Friday, April 18, 2014

Frankenstein

I finally got around to finishing Frankenstein and can't recommend it. The main interest for me was in comparing the novel to the 1931 film starring Boris Karloff, which is how everyone thinks of the Frankenstein monster. The plot is changed dramatically in the film, making the original monster unrecognizable. In the film, the monster is accidentally given a criminal's brain, but not so in the novel. Rather, the monster is curious and intelligent and learns to speak articulately, imploring Frankenstein to help him:
I am thy creature, and I will even be mild and docile to my natural lord and king, if thou wilt also perform thy part, the which thou owest me. Oh, Frankenstein, be not equitable to every other, and trample upon me alone, to whom thy justice, and even thy clemency and affection, is most due. Remember, that I am thy creature: I ought to be thy Adam; but I am rather a fallen angel, whom thy drivest from joy for no misdeed. Every where I see bliss, from which I alone am irrevocably excluded. I was benevolent and good; misery made me a fiend. Make me happy and I shall again be virtuous.

In the novel, Frankenstein makes the monster for no particular reason and immediately abandons it, taking no responsibility for its existence. The first victim of the monster is killed accidentally, Frankenstein continues to rebuff it, and it then becomes vengeful because of Frankenstein's intransigence. I suppose one might argue that this is a parable about man's abandonment by God, but that seems like a stretch. Alternatively, there may be a conscious or unconscious allusion to Mary's half-sister, Fanny, who was abandoned by her American father, Gilbert Imlay. Fanny committed suicide just as Frankenstein was being written. At the end of the novel, the monster plans his suicide. Fanny's suicide note says:
I have long determined that the best thing I could do was to put an end to the existence of a being whose birth was unfortunate, and whose life has only been a series of pain to those persons who have hurt their health in endeavouring to promote her welfare. Perhaps to hear of my death will give you pain, but you will soon have the blessing of forgetting that such a creature ever existed as.... 

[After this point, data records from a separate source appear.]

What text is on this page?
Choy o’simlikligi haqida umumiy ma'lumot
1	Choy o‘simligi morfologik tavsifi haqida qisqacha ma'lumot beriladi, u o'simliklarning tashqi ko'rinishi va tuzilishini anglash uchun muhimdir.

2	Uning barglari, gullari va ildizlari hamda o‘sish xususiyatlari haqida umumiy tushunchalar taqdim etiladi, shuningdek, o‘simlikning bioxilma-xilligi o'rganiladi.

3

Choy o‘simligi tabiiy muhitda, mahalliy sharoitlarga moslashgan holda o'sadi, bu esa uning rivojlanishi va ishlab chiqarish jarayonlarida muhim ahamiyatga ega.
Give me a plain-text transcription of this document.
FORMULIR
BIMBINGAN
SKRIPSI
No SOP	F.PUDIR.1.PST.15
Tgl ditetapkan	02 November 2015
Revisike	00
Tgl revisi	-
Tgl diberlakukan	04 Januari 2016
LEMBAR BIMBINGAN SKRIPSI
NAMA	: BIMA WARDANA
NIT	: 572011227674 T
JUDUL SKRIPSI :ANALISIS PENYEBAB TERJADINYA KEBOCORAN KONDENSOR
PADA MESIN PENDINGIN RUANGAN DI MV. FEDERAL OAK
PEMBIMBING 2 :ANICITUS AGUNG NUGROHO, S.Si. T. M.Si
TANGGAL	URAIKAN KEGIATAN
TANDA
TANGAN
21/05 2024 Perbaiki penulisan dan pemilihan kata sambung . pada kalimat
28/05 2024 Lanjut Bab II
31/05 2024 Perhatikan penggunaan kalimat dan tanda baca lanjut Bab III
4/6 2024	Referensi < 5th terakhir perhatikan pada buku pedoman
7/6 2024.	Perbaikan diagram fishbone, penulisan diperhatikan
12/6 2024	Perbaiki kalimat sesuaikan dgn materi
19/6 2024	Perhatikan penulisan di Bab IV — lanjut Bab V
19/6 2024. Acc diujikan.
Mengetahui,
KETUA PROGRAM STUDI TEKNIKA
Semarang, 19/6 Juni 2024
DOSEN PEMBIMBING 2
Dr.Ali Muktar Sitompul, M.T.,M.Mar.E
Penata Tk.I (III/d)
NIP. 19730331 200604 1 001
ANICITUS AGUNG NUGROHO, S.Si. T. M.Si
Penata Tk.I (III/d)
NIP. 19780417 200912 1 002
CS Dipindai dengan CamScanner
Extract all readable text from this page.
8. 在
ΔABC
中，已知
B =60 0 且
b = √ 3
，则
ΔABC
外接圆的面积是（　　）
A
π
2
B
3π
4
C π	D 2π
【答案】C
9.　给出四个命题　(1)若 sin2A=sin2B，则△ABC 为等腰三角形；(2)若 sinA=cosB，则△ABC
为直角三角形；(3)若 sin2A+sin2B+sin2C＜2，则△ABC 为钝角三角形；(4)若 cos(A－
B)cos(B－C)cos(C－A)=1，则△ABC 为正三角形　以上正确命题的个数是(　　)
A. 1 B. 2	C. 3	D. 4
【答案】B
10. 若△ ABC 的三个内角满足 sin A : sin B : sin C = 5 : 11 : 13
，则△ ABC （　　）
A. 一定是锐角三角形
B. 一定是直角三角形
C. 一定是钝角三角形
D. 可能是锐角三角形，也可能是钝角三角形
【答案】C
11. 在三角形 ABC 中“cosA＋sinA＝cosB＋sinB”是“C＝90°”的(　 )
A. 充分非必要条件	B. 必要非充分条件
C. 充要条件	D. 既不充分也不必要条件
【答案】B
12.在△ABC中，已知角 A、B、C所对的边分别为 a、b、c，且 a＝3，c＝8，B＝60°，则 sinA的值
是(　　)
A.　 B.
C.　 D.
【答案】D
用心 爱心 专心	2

Mary Shelley was under a lot of pressure to write. Her mother, Mary Wollstonecraft, was an important figure of the Enlightenment, her father, William Godwin, was a well-known journalist and thinker, and her husband, Percy Bysshe Shelley, was one of the best poets ever in the English language. From Mary Shelley's account, this novel was never intended to be great literature, and it should not be treated as such.